Consumer concern grows over what happens to their data when they die

The latest figures from the ICO reveal that consumers are becoming increasingly concerned by inaccurate data held on them by organisations. Last year it was the third highest complaint made behind queries on subject access and disclosure of data. Excessive/relevant data and retention of data also made the top 10; all racking up more queries than the previous year.

It is fair to say that the figure could be skewed as a result of consumers’ increasing awareness and understanding of the value of their data and indeed a growing awareness of the ICO and its role in data protection. Hence more people than ever before are flagging their concerns with the regulator. But skewed figures or not, what this shows is that customers are not just worried about data security they are actively concerned about what happens to their data. And rightly so. A person’s personal information is akin to an asset and remains owned by that person no matter if they share it with someone else.

Much like we would want to know what happens to our savings if we invested them into a stock portfolio, consumers want to know what is happening to their data; particularly if they stop being a customer of an organisation or if the worst was to happen and they pass away.

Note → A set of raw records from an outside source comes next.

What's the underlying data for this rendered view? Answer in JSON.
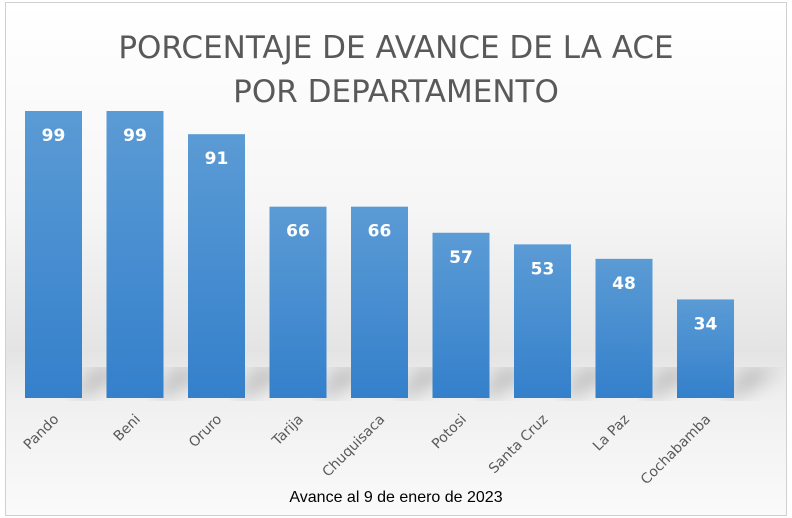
{
  "chart_data": {
    "type": "bar",
    "title_lines": [
      "PORCENTAJE DE AVANCE DE LA ACE",
      "POR DEPARTAMENTO"
    ],
    "subtitle": "Avance al 9 de enero de 2023",
    "categories": [
      "Pando",
      "Beni",
      "Oruro",
      "Tarija",
      "Chuquisaca",
      "Potosi",
      "Santa Cruz",
      "La Paz",
      "Cochabamba"
    ],
    "values": [
      99,
      99,
      91,
      66,
      66,
      57,
      53,
      48,
      34
    ],
    "ylim": [
      0,
      100
    ],
    "grid": false,
    "legend": "none",
    "bar_color_top": "#5b9bd5",
    "bar_color_bottom": "#3480cb"
  }
}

Many organisations fail to remove such data from their customer databases in these instances. With the onset of GDPR from the end of May next year consumers are going to have more control over their data and will have a right to understand exactly what organisations do with it and how long they keep it. Under Article 5 of the new directive businesses, public sector and charities will be required to keep their databases up to date including removing irrelevant records (such as deceased ones) as soon as possible. Data hygiene will therefore not just be a concern for consumers, but will be for organisations, too.